Мечты о Германии определяли духовную жизнь кружка, группировавшегося вокруг Андрея Тургенева еще в Университете. В 1800 году его товарищ по университету Иван Федорович Журавлев писал ему из Вильно, куда он перебрался двумя годами ранее:
«На этих днях читал я „Spectateur du Nord“, июль месяц; есть статья Littérature Allemande; читая этот артикул, я был в некотором энтузиазме, переселялся духом в Германию, не зная ее совершенно <…>; тихо сам себе говорил: Счастлив тот, кто имеет случай там побывать! Счастливым называл я тебя, что имеешь надежду жить в блаженной ученой республике; я провождал тебя мыслями; не смел шептать тебе на ухо, чтоб ты и меня с собою взял, считал невозможным..; наконец предлагал тебе с робостью и некоторым сомнением, ожидая отказа. Мой друг! Счастие тебе более благоприятствует; обстоятельства посылают тебя в любезную страну; мы вместе некогда мечтали быть в ней неразлучными; вместе энтузиазмом горели пожить несколько в Германии, называя ее счастливою; теперь все восхитительные мечты твои сбываются, а я остаюсь. Сжалься, возьми и меня с собою; я службу оставлю, только <бы> быть в блаженной Германии».[122]

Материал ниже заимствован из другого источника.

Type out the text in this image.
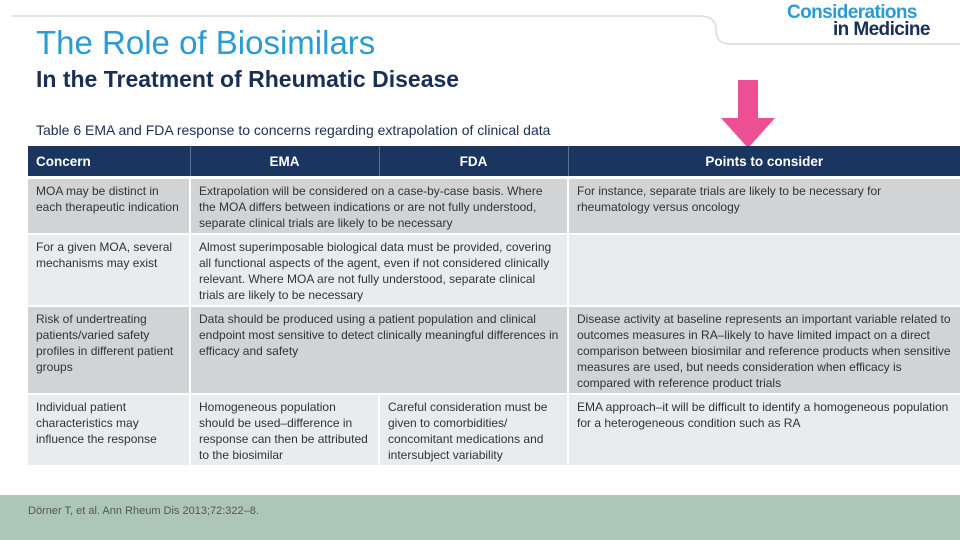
The Role of Biosimilars
In the Treatment of Rheumatic Disease
Considerations
in Medicine
Table 6 EMA and FDA response to concerns regarding extrapolation of clinical data
Concern	EMA	FDA	Points to consider

MOA may be distinct in each therapeutic indication	Extrapolation will be considered on a case-by-case basis. Where the MOA differs between indications or are not fully understood, separate clinical trials are likely to be necessary		For instance, separate trials are likely to be necessary for rheumatology versus oncology
For a given MOA, several mechanisms may exist	Almost superimposable biological data must be provided, covering all functional aspects of the agent, even if not considered clinically relevant. Where MOA are not fully understood, separate clinical trials are likely to be necessary		
Risk of undertreating patients/varied safety profiles in different patient groups	Data should be produced using a patient population and clinical endpoint most sensitive to detect clinically meaningful differences in efficacy and safety		Disease activity at baseline represents an important variable related to outcomes measures in RA–likely to have limited impact on a direct comparison between biosimilar and reference products when sensitive measures are used, but needs consideration when efficacy is compared with reference product trials
Individual patient characteristics may influence the response	Homogeneous population should be used–difference in response can then be attributed to the biosimilar	Careful consideration must be given to comorbidities/ concomitant medications and intersubject variability	EMA approach–it will be difficult to identify a homogeneous population for a heterogeneous condition such as RA
Dörner T, et al. Ann Rheum Dis 2013;72:322–8.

До какого эмоционального накала доходило это представление о Германии, как о стране «Schönes Seeles», можно судить по одному из писем А. Кайсарова Ан. Тургеневу, которое, если забыть о душевной температуре, в которой жили эти молодые люди, может показаться просто двусмысленным.
«Теперь я пробегаю в мыслях все прошедшее. В 1798 году мы познакомились, два года любили друг друга или были только привязаны, 801 год любили друг друга, а последнюю ночь я был счастлив. — Брат! еще раз заклинаю не забывать этой ночи, не забывать меня. Может быть чрез несколько лет мы увидимся, и эта ночь будет еще свежа в моей памяти, в моем сердце <…>
Я к тебе не пропущу ни одной почты, буду всегда писать листа по три, в этом только будет состоять все мое удовольствие, я не захочу его себя лишить. Буду воображать, что все это говорю с тобою лежа в твоей комнате на твоей постеле и буду на полчаса забываться. Впрочем, и еще не отчаиваюсь. Авось еще и нынешней зимою удастся провести такую ночь. Ведь я у тебя буду иногда ночевать, приехавши в Петербург! А ты к этому времени приготовь какую-нибудь хорошую немецкую трагедию, будешь ее со мной читать и, одним словом, проведем время так, чтоб я его мог помнить так же, как и мою счастливую, любезную ночь. Да смотри, чтоб у тебя был табак и кофе. Ты ведь будешь жить домком».[123]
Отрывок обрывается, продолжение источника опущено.